Final answer:
a. Using the power-law model, calculate the frictional pressure gradient. b. Calculate the shear rate at the wall of the drillpipe and identify the rotational readings for best n and K factors. c. Make plots of flow velocity and shear stress vs. pipe radius.
Step-by-step explanation:
a. Using the power-law model
To compute the frictional pressure gradient resulting from a 50-gal/min flow rate in a 2.9-in.-ID drillpipe, we can use the power-law model given by the equation:
ΔP = (n * ρ * Q^2 * L) / (K^2 * d^2)
Where ΔP is the pressure gradient, n is the flow behavior index, ρ is the density of the fluid, Q is the flow rate, L is the length of the pipe, K is the consistency index, and d is the diameter of the pipe.
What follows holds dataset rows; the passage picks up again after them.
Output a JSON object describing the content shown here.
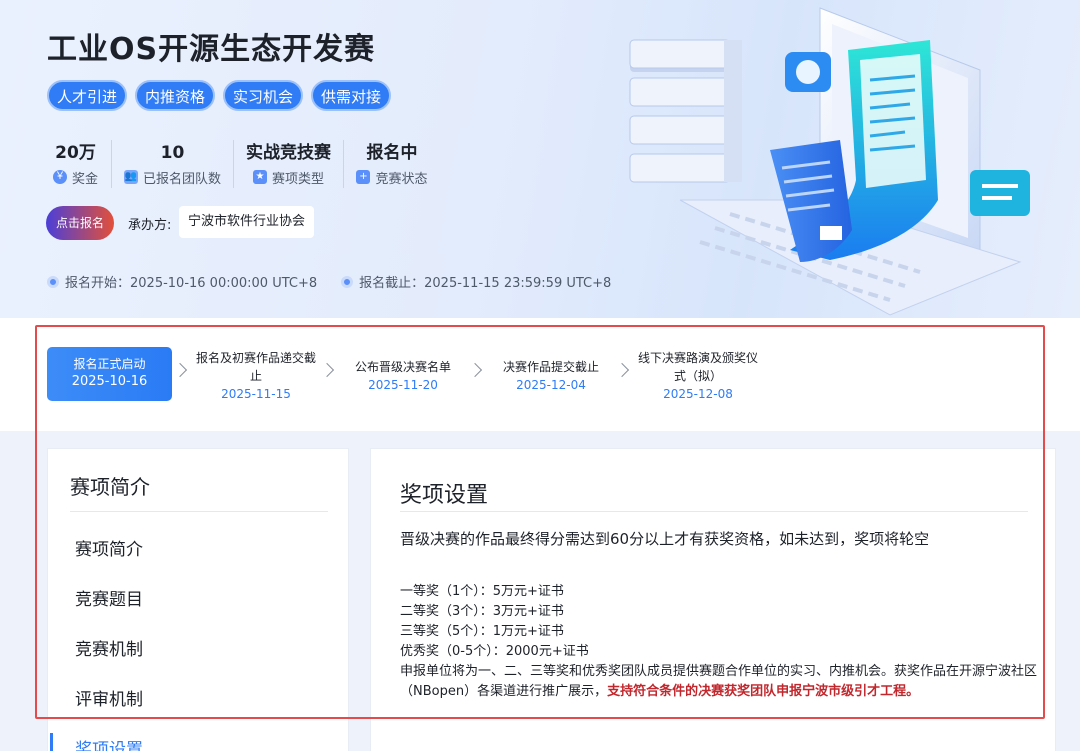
{
  "hero": {
    "title": "工业OS开源生态开发赛",
    "tags": [
      "人才引进",
      "内推资格",
      "实习机会",
      "供需对接"
    ],
    "stats": [
      {
        "value": "20万",
        "label": "奖金",
        "icon": "money-bag-icon"
      },
      {
        "value": "10",
        "label": "已报名团队数",
        "icon": "team-icon"
      },
      {
        "value": "实战竞技赛",
        "label": "赛项类型",
        "icon": "bookmark-icon"
      },
      {
        "value": "报名中",
        "label": "竞赛状态",
        "icon": "status-icon"
      }
    ],
    "signup_label": "点击报名",
    "host_label": "承办方:",
    "host_value": "宁波市软件行业协会",
    "start_date": "报名开始：2025-10-16 00:00:00 UTC+8",
    "end_date": "报名截止：2025-11-15 23:59:59 UTC+8"
  },
  "timeline": [
    {
      "title": "报名正式启动",
      "date": "2025-10-16"
    },
    {
      "title": "报名及初赛作品递交截止",
      "date": "2025-11-15"
    },
    {
      "title": "公布晋级决赛名单",
      "date": "2025-11-20"
    },
    {
      "title": "决赛作品提交截止",
      "date": "2025-12-04"
    },
    {
      "title": "线下决赛路演及颁奖仪式（拟）",
      "date": "2025-12-08"
    }
  ],
  "sidebar": {
    "title": "赛项简介",
    "items": [
      "赛项简介",
      "竞赛题目",
      "竞赛机制",
      "评审机制",
      "奖项设置"
    ],
    "active_index": 4
  },
  "content": {
    "title": "奖项设置",
    "intro": "晋级决赛的作品最终得分需达到60分以上才有获奖资格，如未达到，奖项将轮空",
    "prizes": [
      "一等奖（1个）：5万元+证书",
      "二等奖（3个）：3万元+证书",
      "三等奖（5个）：1万元+证书",
      "优秀奖（0-5个）：2000元+证书"
    ],
    "note": "申报单位将为一、二、三等奖和优秀奖团队成员提供赛题合作单位的实习、内推机会。获奖作品在开源宁波社区（NBopen）各渠道进行推广展示，",
    "note_highlight": "支持符合条件的决赛获奖团队申报宁波市级引才工程。"
  },
  "colors": {
    "accent": "#2f7cf6",
    "highlight_box": "#e54b4b",
    "highlight_text": "#c1272d"
  }
}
Substituting the given values into the equation, we can calculate ΔP:
ΔP = (0.005 * 900 * (50/7.48)^2 * (2.9/12)) / (0.1^2)
ΔP = 0.00586 psi/ft
b. Compute the shear rate at the wall of the drillpipe
To calculate the shear rate at the wall of the drillpipe, we can use the formula:
Shear Rate = (8 * Q) / (π * d^3)
Substituting the given values:
Shear Rate = (8 * (50/7.48)) / (π * (2.9/12)^3)
Shear Rate ≈ 86 seconds-1
c. Make a plot of flow velocity vs. pipe radius and shear stress vs. pipe radius
To make a plot of flow velocity vs. pipe radius, we can use the equation:
Flow Velocity = (Q * 4) / (π * d^2)
For shear stress vs. pipe radius, we can use the equation:
Shear Stress = n * (shear rate)^((n-1)/n)
Plotting these equations with different values of pipe radius will give us the desired plots.